On Friday, Pope Francis accepted the resignation of Cardinal Donald Wuerl, the head of the Archdiocese of Washington. Wuerl submitted his letter of resignation three years ago, when he turned 75, as is customary for bishops. But in September, Wuerl traveled to Rome to urge the pope to finally accept it because of growing accusations over his role in handling sexual-abuse allegations in the Church.
It’s the first major American resignation to result from this round of the Church’s sex-abuse crisis. In certain ways, it is a hollow result: Wuerl was already in line to resign, and other, younger Church leaders have also been potentially implicated for their conduct. The end of Wuerl’s tenure in Washington is a symbolic step for the reeling American Catholic hierarchy, a sign that they are taking the crisis seriously. But much more will be needed to repair the image of the Catholic Church and the immense mistrust that has developed among believers.

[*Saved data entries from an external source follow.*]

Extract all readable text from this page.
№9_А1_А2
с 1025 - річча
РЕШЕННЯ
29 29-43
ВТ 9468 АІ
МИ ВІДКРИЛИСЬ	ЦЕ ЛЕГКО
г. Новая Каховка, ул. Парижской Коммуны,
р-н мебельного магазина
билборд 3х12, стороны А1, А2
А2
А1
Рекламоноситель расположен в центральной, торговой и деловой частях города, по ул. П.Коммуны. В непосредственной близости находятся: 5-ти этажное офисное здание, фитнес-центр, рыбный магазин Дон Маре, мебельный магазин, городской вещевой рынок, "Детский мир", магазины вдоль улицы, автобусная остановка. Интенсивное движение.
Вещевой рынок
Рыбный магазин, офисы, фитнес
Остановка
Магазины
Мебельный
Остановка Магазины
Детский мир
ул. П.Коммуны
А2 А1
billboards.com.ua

[Read: The Catholic sex-abuse crisis has come for Pope Francis.]
Wuerl was a leading character in the Pennsylvania grand-jury report about abuse in six Catholic dioceses that was released over the summer. During the time he was the bishop of Pittsburgh, from 1988 to 2006, he wrote to the Vatican warning about sexual abusers within his diocese, calling pedophilia “incurable,” according to the report. But he also oversaw the reassignment of abusive priests, the report alleges, and even lent money to one cleric after accusations surfaced. Once the report was published, he faced pressure to resign, as well as backlash from home: At one Pittsburgh-area Catholic school named for Wuerl, vandals spray-painted over his name, apparently in protest.